If you're using the API directly, you'll need to wrap your recipe in an additional JSON structure to include a recipe and name property.
{
"recipe": {...},
"name": "example_tileset_name"
}
Publish a tileset
At this point, you have uploaded a source, created an empty tileset and provided a recipe to process the source for this tileset. Now you can start processing your tileset by publishing it.
curl -X POST "${ENDPOINT}/${TILESET_ID}/publish?access_token=${YOUR_SECRET_MAPBOX_ACCESS_TOKEN}"
tilesets publish $TILESET_ID
Get your tileset's job information
At this point, Raster MTS will begin to process your job with a job_id. You can retrieve your job's information by calling the API endpoint below with your job_id.

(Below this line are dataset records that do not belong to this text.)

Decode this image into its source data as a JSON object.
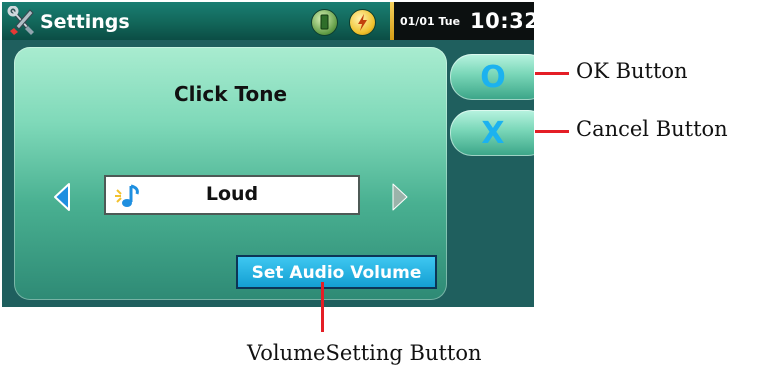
{
  "titlebar": {
    "app_icon": "wrench-screwdriver-icon",
    "title": "Settings",
    "status_icons": [
      "battery-icon",
      "gps-signal-icon"
    ],
    "date": "01/01 Tue",
    "time": "10:32"
  },
  "panel": {
    "title": "Click Tone",
    "value": "Loud",
    "value_icon": "music-note-icon",
    "set_volume_label": "Set Audio Volume"
  },
  "side_buttons": {
    "ok_glyph": "O",
    "cancel_glyph": "X"
  },
  "callouts": {
    "ok": "OK Button",
    "cancel": "Cancel Button",
    "volume": "VolumeSetting Button"
  },
  "colors": {
    "accent_blue": "#1cb2ef",
    "callout_red": "#e41e26",
    "button_blue": "#149fd3"
  }
}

$curl "\${ENDPOINT}/\${TILESET_ID}/jobs/{job_id}?access_token=\${MAPBOX_ACCESS_TOKEN}"
Add tileset to map
Using this tileset as a raster-array source you will add the source to our map as a raster-particle layer. This will render a particle animation on a map based on wind velocity and direction.
<!DOCTYPE html>
<html>
<head>
<meta charset="utf-8">
<title>Visualize wind data</title>
<meta name="viewport" content="initial-scale=1,maximum-scale=1,user-scalable=no">
<link href="https://api.mapbox.com/mapbox-gl-js/v3.5.1/mapbox-gl.css" rel="stylesheet">
<script src="https://api.mapbox.com/mapbox-gl-js/v3.5.1/mapbox-gl.js"></script>
<style>
body { margin: 0; padding: 0; }
#map { position: absolute; top: 0; bottom: 0; width: 100%; }
</style>
</head>
<body>
<div id="map"></div>
<script>
// TO MAKE THE MAP APPEAR YOU MUST
// ADD YOUR ACCESS TOKEN FROM
// https://account.mapbox.com
mapboxgl.accessToken = 'YOUR_MAPBOX_ACCESS_TOKEN';
const map = new mapboxgl.Map({
container: 'map',
maxZoom: 2,
minZoom: 2,
zoom: 2,
center: [-28, 47],
// Choose from Mapbox's core styles, or make your own style with Mapbox Studio
style: 'mapbox://styles/mapbox/dark-v11'
});
map.on('load', () => {
map.addSource('raster-array-source', {
'type': 'raster-array',
// Replace this URL with a 'mapbox://TILESET_ID'
'url': 'mapbox://mapbox.gfs-winds',
'tileSize': 512
});
map.addLayer({
'id': 'wind-layer',
'type': 'raster-particle',
'source': 'raster-array-source',
'source-layer': '10winds',
'paint': {
'raster-particle-speed-factor': 0.4,
'raster-particle-fade-opacity-factor': 0.9,
'raster-particle-reset-rate-factor': 0.4,
'raster-particle-count': 4000,
'raster-particle-max-speed': 40,
'raster-particle-color': [
'interpolate',
['linear'],
['raster-particle-speed'],
1.5,
'rgba(134,163,171,256)',
2.5,
'rgba(126,152,188,256)',
4.12,
'rgba(110,143,208,256)',
4.63,
'rgba(110,143,208,256)',
6.17,
'rgba(15,147,167,256)',
7.72,
'rgba(15,147,167,256)',
9.26,
'rgba(57,163,57,256)',
10.29,
'rgba(57,163,57,256)',
11.83,
'rgba(194,134,62,256)',
13.37,
'rgba(194,134,63,256)',
14.92,
'rgba(200,66,13,256)',
16.46,
'rgba(200,66,13,256)',
18.0,
'rgba(210,0,50,256)',
20.06,
'rgba(215,0,50,256)',
21.6,
'rgba(175,80,136,256)',
23.66,
'rgba(175,80,136,256)',
25.21,
'rgba(117,74,147,256)',
27.78,
'rgba(117,74,147,256)',
29.32,
'rgba(68,105,141,256)',
31.89,
'rgba(68,105,141,256)',
33.44,
'rgba(194,251,119,256)',
42.18,
'rgba(194,251,119,256)',
43.72,
'rgba(241,255,109,256)',
48.87,
'rgba(241,255,109,256)',
50.41,
'rgba(256,256,256,256)',
57.61,
'rgba(256,256,256,256)',
59.16,
'rgba(0,256,256,256)',
68.93,
'rgba(0,256,256,256)',
69.44,
'rgba(256,37,256,256)'
]
}
});
});
</script>
</body>
</html>
Troubleshooting
Here are solutions to some common integration problems:
Empty Tileset
- If you receive an empty tileset error when trying to publish, check that you updated the recipe with your credentials in the Create A Recipe step.